Если я не отшатнулась с отвращением, то лишь потому, что меня поразило нечто невероятное. Это лицо… Оно было знакомо мне. Я не могла сказать, откуда я его знаю, потому что несомненно не встречала Адама прежде. И все же… Наконец я изумленно воскликнула, чтобы Адам не подумал, что его вид лишил меня дара речи:

— О господи, Адам! Какая же беда могла случиться с тобой, причинив такие страдания?

Его голос, когда он ответил, прозвучал почти нежно.

— Бедная Элизабет! Полагаю, с вас достаточно. Если не пожелаете больше видеть меня, не ждите меня завтра.

Он зашагал прочь.

О, пожалуйста. О… пожалуйста!

— Я приду, Адам, — крикнула я вослед.

Что гость рассказал о себе

…июня 179…

Мы встречаемся в давно пустующей пастушьей хижине на краю горного луга, принадлежащего поместью.

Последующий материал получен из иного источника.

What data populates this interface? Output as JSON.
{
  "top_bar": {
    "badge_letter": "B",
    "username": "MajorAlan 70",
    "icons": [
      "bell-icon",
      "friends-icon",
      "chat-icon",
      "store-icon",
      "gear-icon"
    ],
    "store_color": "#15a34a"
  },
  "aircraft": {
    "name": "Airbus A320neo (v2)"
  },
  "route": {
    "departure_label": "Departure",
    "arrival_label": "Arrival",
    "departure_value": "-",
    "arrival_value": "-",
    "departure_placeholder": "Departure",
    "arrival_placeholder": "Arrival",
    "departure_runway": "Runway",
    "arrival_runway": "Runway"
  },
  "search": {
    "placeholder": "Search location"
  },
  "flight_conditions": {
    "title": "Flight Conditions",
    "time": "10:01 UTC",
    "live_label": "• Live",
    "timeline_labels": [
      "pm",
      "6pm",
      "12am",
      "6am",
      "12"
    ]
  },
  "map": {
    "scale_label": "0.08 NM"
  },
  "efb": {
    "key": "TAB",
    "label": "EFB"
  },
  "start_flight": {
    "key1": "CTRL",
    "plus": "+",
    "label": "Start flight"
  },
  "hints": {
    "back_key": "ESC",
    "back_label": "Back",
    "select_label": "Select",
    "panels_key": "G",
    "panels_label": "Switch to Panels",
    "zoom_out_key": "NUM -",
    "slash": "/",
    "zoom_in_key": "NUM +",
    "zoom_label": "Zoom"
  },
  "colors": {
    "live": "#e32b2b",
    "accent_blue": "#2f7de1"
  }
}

Я разрешила Адаму жить в ней, а не в лесу, как зверь. У него неприятная манера есть, как дикарь, руками, рассыпая повсюду крошки. Он не употребляет мясного, даже сушеной рыбы. Сыр, виноград, вино он еще возьмет, но только совсем немного. Скупо благодарит за принесенное, но ест, не испытывая никакого удовольствия. Пища, которую он добывает себе сам, немногим отличается от того, чем кормятся животные и чем питалась я во время жизни в лесу: орехи, ягоды, даже дикие травы. Я предлагаю принести что-нибудь из вещей — койку, фонарь, стол и стулья, — но он отказывается от этих даров. В одном углу у него охапка соломы — и лучшего ложа ему не надо. Не принимает он и одежду, которую я предлагаю: кое-что из старого платья Виктора, и ходит такой же растрепанный и немытый, как в день нашей первой встречи. Он похож на лесного зверя, на короткое время нашедшего пристанище в этой полуразвалюхе. Алу ведет себя с ним странно. Долгое время она держалась от него на расстоянии и, настороженно подняв голову, не спускала с него пристального взгляда, словно изучая. Со своей стороны, Адам не обращал на нее внимания, даже когда она пролетала над ним, чтобы устроиться у него над головой. А потом однажды он протянул ей орех. Она осторожно подскакала к нему и взяла его, позволив Адаму погладить ее пальцем по шее. После этого случая она садилась с ним рядом, смотрела, подняв голову, ему в лицо и тихонько ворковала.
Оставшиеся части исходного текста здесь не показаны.